UMTensor: implement Array level copy operations

ajay-mk · ajay-mk · commit 59bc9c18d30a · 2025-08-22T17:41:21.000Z
Mirrors the BTAS logic for now for testing, needs to be cleaned up.
diff --git a/src/TiledArray/device/um_tensor.h b/src/TiledArray/device/um_tensor.h
@@ -30,6 +30,7 @@
 
 #include <TiledArray/fwd.h>
 
+#include <TiledArray/conversions/to_new_tile_type.h>
 #include <TiledArray/device/blas.h>
 #include <TiledArray/device/device_array.h>
 #include <TiledArray/device/kernel/mult_kernel.h>
@@ -728,6 +729,122 @@ T abs_min(const UMTensor<T> &arg) {
   return result;
 }
 
+/// convert array from UMTensor to TiledArray::Tensor
+template <typename UMT, typename TATensor, typename Policy>
+TiledArray::DistArray<TATensor, Policy>
+um_tensor_to_ta_tensor(const TiledArray::DistArray<UMT, Policy> &um_array) {
+  if constexpr (std::is_same_v<UMT, TATensor>) {
+    // No-op if UMTensor is the same type as TATensor type
+    return um_array;
+  } else {
+    const auto convert_tile_memcpy = [](const UMT &tile) {
+      TATensor result(tile.range());
+
+      auto stream = device::stream_for(result.range());
+      DeviceSafeCall(
+          device::memcpyAsync(result.data(), tile.data(),
+                              tile.size() * sizeof(typename TATensor::value_type),
+                              device::MemcpyDefault, stream));
+      device::sync_madness_task_with(stream);
+
+      return result;
+    };
+
+    const auto convert_tile_um = [](const UMT &tile) {
+      TATensor result(tile.range());
+      using std::begin;
+      const auto n = tile.size();
+
+      auto stream = device::stream_for(tile.range());
+
+      TiledArray::to_execution_space<TiledArray::ExecutionSpace::Host>(
+          tile, stream);
+
+      std::copy_n(tile.data(), n, result.data());
+
+      return result;
+    };
+
+    const char *use_legacy_conversion =
+        std::getenv("TA_DEVICE_LEGACY_UM_CONVERSION");
+    auto ta_array = use_legacy_conversion
+                        ? to_new_tile_type(um_array, convert_tile_um)

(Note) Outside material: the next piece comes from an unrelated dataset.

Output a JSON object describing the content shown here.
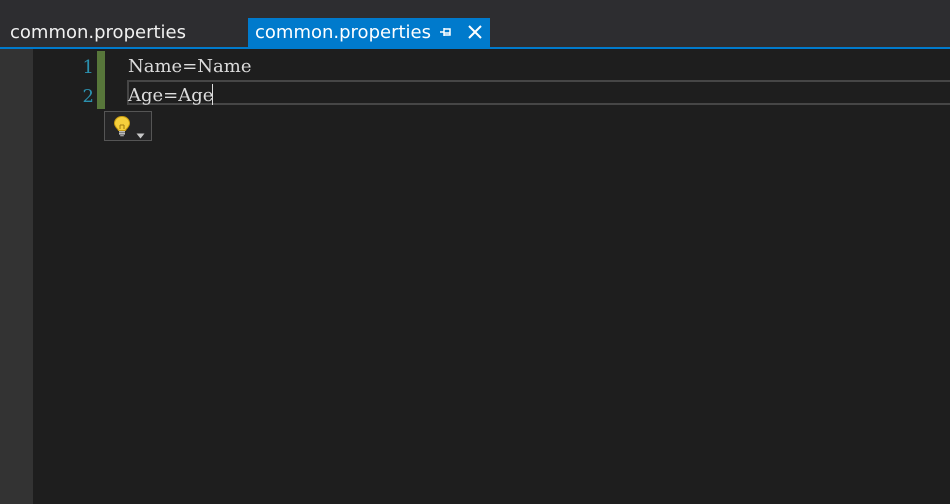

+                        : to_new_tile_type(um_array, convert_tile_memcpy);
+
+    um_array.world().gop.fence();
+    return ta_array;
+  }
+}
+
+/// convert array from TiledArray::Tensor to UMTensor
+template <typename UMT, typename TATensor, typename Policy>
+TiledArray::DistArray<UMT, Policy>
+ta_tensor_to_um_tensor(const TiledArray::DistArray<TATensor, Policy> &array) {
+  if constexpr (std::is_same_v<UMT, TATensor>) {
+    // No-op if array is the same as return type
+    return array;
+  } else {
+    using inT = typename TATensor::value_type;
+    using outT = typename UMT::value_type;
+    // check if element conversion is necessary
+    constexpr bool T_conversion = !std::is_same_v<inT, outT>;
+
+    // this is safe even when need to convert element types, but less efficient
+    auto convert_tile_um = [](const TATensor &tile) {
+      /// UMTensor must be wrapped into TA::Tile
+      UMT result(tile.range());
+
+      const auto n = tile.size();
+      std::copy_n(tile.data(), n, result.data());
+
+      auto stream = device::stream_for(result.range());
+
+      TiledArray::to_execution_space<TiledArray::ExecutionSpace::Device>(
+          result, stream);
+
+      // N.B. move! without it have D-to-H transfer due to calling UM
+      // allocator construct() on the host
+      return std::move(result);
+    };
+
+    TiledArray::DistArray<UMT, Policy> um_array;
+    if constexpr (T_conversion) {
+      um_array = to_new_tile_type(array, convert_tile_um);
+    } else {
+      // this is more efficient for copying:
+      // - avoids copy on host followed by UM transfer, instead uses direct copy
+      // - replaced unneeded copy (which also caused D-to-H transfer due to
+      // calling UM allocator construct() on the host) by move
+      // This eliminates all spurious UM traffic in (T) W3 contractions
+      auto convert_tile_memcpy = [](const TATensor &tile) {
+        /// UMTensor must be wrapped into TA::Tile .. Why?
+
+        auto stream = device::stream_for(tile.range());
+        UMT result(tile.range());
+
+        DeviceSafeCall(
+            device::memcpyAsync(result.data(), tile.data(),
+                                tile.size() * sizeof(typename UMT::value_type),
+                                device::MemcpyDefault, stream));
+
+        device::sync_madness_task_with(stream);
+        // N.B. move! without it have D-to-H transfer due to calling UM
+        // allocator construct() on the host
+        return std::move(result);
+      };
+
+      const char *use_legacy_conversion =
+          std::getenv("TA_DEVICE_LEGACY_UM_CONVERSION");
+      um_array = use_legacy_conversion
+                    ? to_new_tile_type(array, convert_tile_um)
+                    : to_new_tile_type(array, convert_tile_memcpy);
+    }
+
+    array.world().gop.fence();
+    return um_array;
+  }
+}
+
 }  // namespace TiledArray
 
 /// Serialization support